Toronto Star

Canadians humanize immigrant experience in ‘Little America’

- VICTORIA AHEARN THE CANADIAN PRESS

It’s called “Little America,” but it has some big Canadian connection­s.

The new Apple TV Plus anthology series, based on true stories of immigrants in the U.S., has two Canadian directors on two different episodes, one of which was also shot in Montreal.

Oscar-nominated Indo-Canadian filmmaker Deepa Mehta helmed the first episode, “The Manager,” about a young spelling bee champion who runs his family’s Utah motel when his parents are deported back to India.

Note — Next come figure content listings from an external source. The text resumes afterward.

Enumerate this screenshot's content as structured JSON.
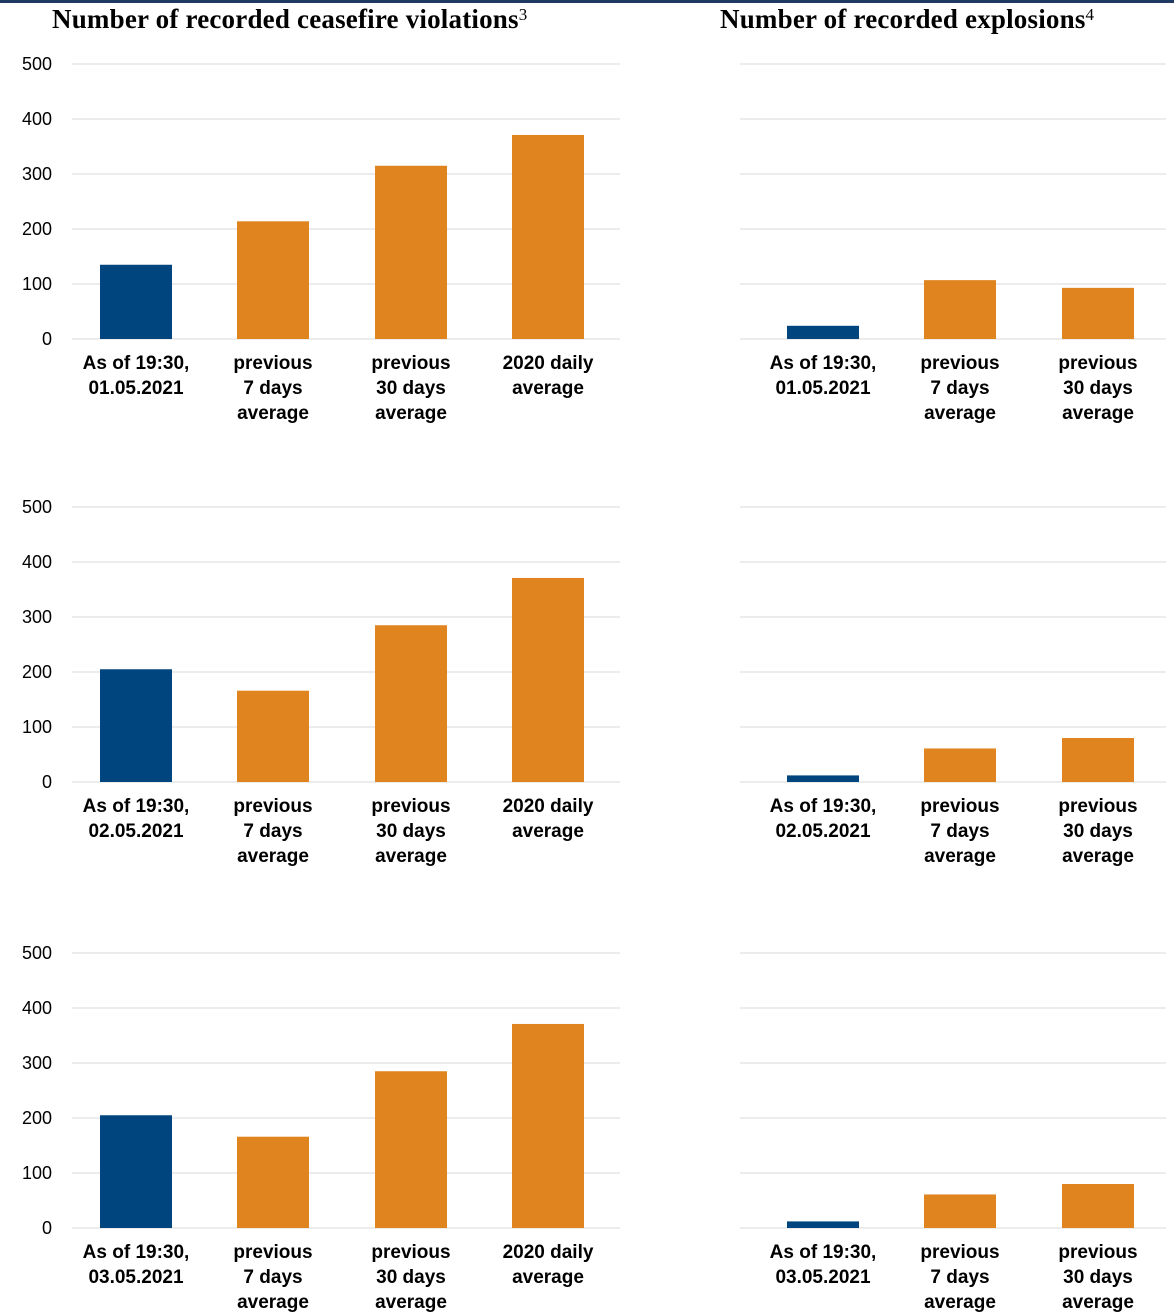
{
  "titles": {
    "left": "Number of recorded ceasefire violations",
    "left_note": "3",
    "right": "Number of recorded explosions",
    "right_note": "4"
  },
  "colors": {
    "current": "#00457e",
    "average": "#e0841f",
    "grid": "#d9d9d9"
  },
  "chart_data": [
    {
      "type": "bar",
      "title": "Number of recorded ceasefire violations",
      "ylim": [
        0,
        500
      ],
      "yticks": [
        0,
        100,
        200,
        300,
        400,
        500
      ],
      "grid": true,
      "categories": [
        [
          "As of 19:30,",
          "01.05.2021"
        ],
        [
          "previous",
          "7 days",
          "average"
        ],
        [
          "previous",
          "30 days",
          "average"
        ],
        [
          "2020 daily",
          "average"
        ]
      ],
      "values": [
        135,
        214,
        315,
        371
      ]
    },
    {
      "type": "bar",
      "title": "Number of recorded explosions",
      "ylim": [
        0,
        500
      ],
      "yticks": [
        0,
        100,
        200,
        300,
        400,
        500
      ],
      "grid": true,
      "categories": [
        [
          "As of 19:30,",
          "01.05.2021"
        ],
        [
          "previous",
          "7 days",
          "average"
        ],
        [
          "previous",
          "30 days",
          "average"
        ]
      ],
      "values": [
        24,
        107,
        93
      ]
    },
    {
      "type": "bar",
      "title": "Number of recorded ceasefire violations",
      "ylim": [
        0,
        500
      ],
      "yticks": [
        0,
        100,
        200,
        300,
        400,
        500
      ],
      "grid": true,
      "categories": [
        [
          "As of 19:30,",
          "02.05.2021"
        ],
        [
          "previous",
          "7 days",
          "average"
        ],
        [
          "previous",
          "30 days",
          "average"
        ],
        [
          "2020 daily",
          "average"
        ]
      ],
      "values": [
        205,
        166,
        285,
        371
      ]
    },
    {
      "type": "bar",
      "title": "Number of recorded explosions",
      "ylim": [
        0,
        500
      ],
      "yticks": [
        0,
        100,
        200,
        300,
        400,
        500
      ],
      "grid": true,
      "categories": [
        [
          "As of 19:30,",
          "02.05.2021"
        ],
        [
          "previous",
          "7 days",
          "average"
        ],
        [
          "previous",
          "30 days",
          "average"
        ]
      ],
      "values": [
        12,
        61,
        80
      ]
    },
    {
      "type": "bar",
      "title": "Number of recorded ceasefire violations",
      "ylim": [
        0,
        500
      ],
      "yticks": [
        0,
        100,
        200,
        300,
        400,
        500
      ],
      "grid": true,
      "categories": [
        [
          "As of 19:30,",
          "03.05.2021"
        ],
        [
          "previous",
          "7 days",
          "average"
        ],
        [
          "previous",
          "30 days",
          "average"
        ],
        [
          "2020 daily",
          "average"
        ]
      ],
      "values": [
        205,
        166,
        285,
        371
      ]
    },
    {
      "type": "bar",
      "title": "Number of recorded explosions",
      "ylim": [
        0,
        500
      ],
      "yticks": [
        0,
        100,
        200,
        300,
        400,
        500
      ],
      "grid": true,
      "categories": [
        [
          "As of 19:30,",
          "03.05.2021"
        ],
        [
          "previous",
          "7 days",
          "average"
        ],
        [
          "previous",
          "30 days",
          "average"
        ]
      ],
      "values": [
        12,
        61,
        80
      ]
    }
  ]
}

And Toronto filmmaker Stephen Dunn directed the eighth episode, “The Son,” about a gay man who flees his disapprovi­ng family in Syria and bides his time in Jordan while awaiting asylum in the United States.

“It’s a sensitive series,” Mehta said in a recent phone interview from Madrid, where she’s editing her upcoming film “Funny Boy,” based on a book by Shyam Selvadurai.

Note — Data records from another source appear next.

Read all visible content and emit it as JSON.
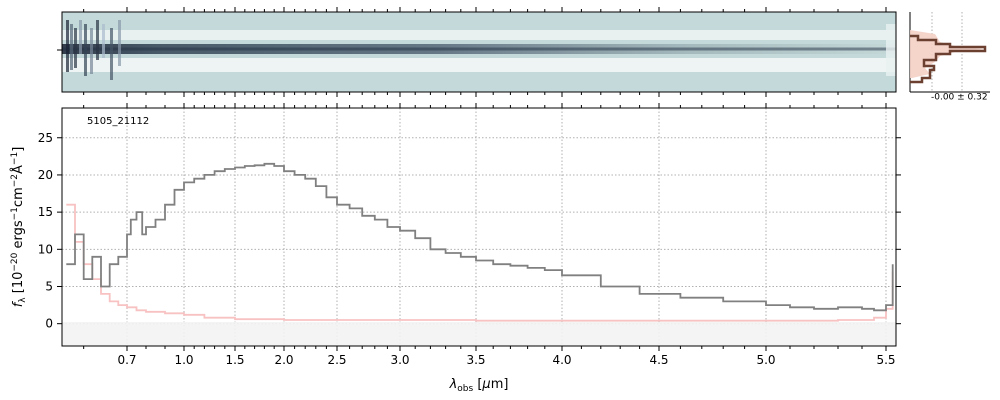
{
  "chart_data": [
    {
      "type": "heatmap",
      "panel": "2d-spectrum",
      "description_colormap": "bone_r",
      "has_axes_ticks": false
    },
    {
      "type": "line",
      "panel": "1d-spectrum",
      "annotation": "5105_21112",
      "xlabel_html": "λobs [μm]",
      "ylabel_html": "fλ [10⁻²⁰ ergs⁻¹cm⁻²Å⁻¹]",
      "x_scale": "spectral (non-linear)",
      "x_ticks": [
        0.7,
        1.0,
        1.5,
        2.0,
        2.5,
        3.0,
        3.5,
        4.0,
        4.5,
        5.0,
        5.5
      ],
      "x_tick_labels": [
        "0.7",
        "1.0",
        "1.5",
        "2.0",
        "2.5",
        "3.0",
        "3.5",
        "4.0",
        "4.5",
        "5.0",
        "5.5"
      ],
      "xlim": [
        0.55,
        5.53
      ],
      "y_ticks": [
        0,
        5,
        10,
        15,
        20,
        25
      ],
      "y_tick_labels": [
        "0",
        "5",
        "10",
        "15",
        "20",
        "25"
      ],
      "ylim": [
        -3,
        29
      ],
      "grid": true,
      "series": [
        {
          "color": "#808080",
          "x": [
            0.56,
            0.58,
            0.6,
            0.62,
            0.64,
            0.66,
            0.68,
            0.7,
            0.72,
            0.75,
            0.78,
            0.8,
            0.85,
            0.9,
            0.95,
            1.0,
            1.1,
            1.2,
            1.3,
            1.4,
            1.5,
            1.6,
            1.7,
            1.8,
            1.9,
            2.0,
            2.1,
            2.2,
            2.3,
            2.4,
            2.5,
            2.6,
            2.7,
            2.8,
            2.9,
            3.0,
            3.1,
            3.2,
            3.3,
            3.4,
            3.5,
            3.6,
            3.7,
            3.8,
            3.9,
            4.0,
            4.2,
            4.4,
            4.6,
            4.8,
            5.0,
            5.1,
            5.2,
            5.3,
            5.4,
            5.45,
            5.5,
            5.52
          ],
          "y": [
            8,
            12,
            6,
            9,
            5,
            8,
            9,
            12,
            14,
            15,
            12,
            13,
            14,
            16,
            18,
            19,
            19.5,
            20,
            20.5,
            20.8,
            21,
            21.2,
            21.3,
            21.5,
            21.2,
            20.5,
            20,
            19.5,
            18.5,
            17,
            16,
            15.5,
            14.5,
            14,
            13,
            12.5,
            11.5,
            10,
            9.5,
            9,
            8.5,
            8,
            7.8,
            7.5,
            7.2,
            6.5,
            5,
            4,
            3.5,
            3,
            2.5,
            2.2,
            2,
            2.2,
            2,
            1.8,
            2.5,
            8
          ]
        },
        {
          "color": "#f8c2c2",
          "x": [
            0.56,
            0.58,
            0.6,
            0.62,
            0.64,
            0.66,
            0.68,
            0.7,
            0.75,
            0.8,
            0.9,
            1.0,
            1.2,
            1.5,
            2.0,
            2.5,
            3.0,
            3.5,
            4.0,
            4.5,
            5.0,
            5.3,
            5.45,
            5.5,
            5.52
          ],
          "y": [
            16,
            11,
            8,
            6,
            4,
            3,
            2.5,
            2.2,
            1.8,
            1.6,
            1.4,
            1.2,
            0.8,
            0.6,
            0.5,
            0.5,
            0.5,
            0.4,
            0.4,
            0.4,
            0.4,
            0.5,
            0.8,
            2,
            7
          ]
        }
      ]
    },
    {
      "type": "line",
      "panel": "profile",
      "annotation": "-0.00 ± 0.32"
    }
  ]
}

“As an immigrant to Canada — and now I’m a Canadian citizen — I’m really tired of the ‘poor immigrants who come in’ story: stories of strife, the stories of how to get over the strife. There seem to be just two stories for immigrants, there’s no human face to them. So suddenly the idea of getting a human face was really interestin­g.”

“Little America” is inspired by real stories featured in Epic magazine.

“These are often narratives that are never the centre of the story, characters that are never usually the protagonis­t in Hollywood filmmaking,” said Dunn, who was born in St. John’s, N.L., and wrote and directed 2015’s “Closet Monster,” which won the Best Canadian Feature award at the Toronto Internatio­nal Film Festival.

“And what I loved is there’s such diversity and such a celebratio­n of culture in this show.”

Mehta said she was drawn to the team behind the series and “fell in love” with “The Manager” script by playwright Rajiv Joseph, who was a finalist for the 2010 Pulitzer Prize for drama for “Bengal Tiger at the Baghdad Zoo.”

She spoke by phone with the real-life protagonis­t who inspired the episode, Kunal Sah, as well as his parents, and shot the episode in a New Jersey motel run by a Pakistani-American family.

Mehta feels it’s an important series at a time of political tensions over U.S. immigratio­n policies.

“More than any other time I think that the series would be relevant, because it’s humanistic,” said Mehta, who grew up in New Delhi and wrote and directed the Oscar-nominated “Water.”

“Toni Morrison said that all art is political and she’s absolutely right on. Because there is a very solid, political, not inyour-face kind of thing about the series, but definitely the foundation is political.”

U.S. immigratio­n policies had a direct impact on production of “The Son” episode, which is written by Dunn and Amrou Al-Kadhi.

They had to move production to Montreal with a mostly Canadian crew because of a travel ban that restricted actor Adam Ali — a Libyan-born, U.K. citizen — from shooting in the U.S. Ali was also recently refused entry in the U.S. for the series premiere in L.A.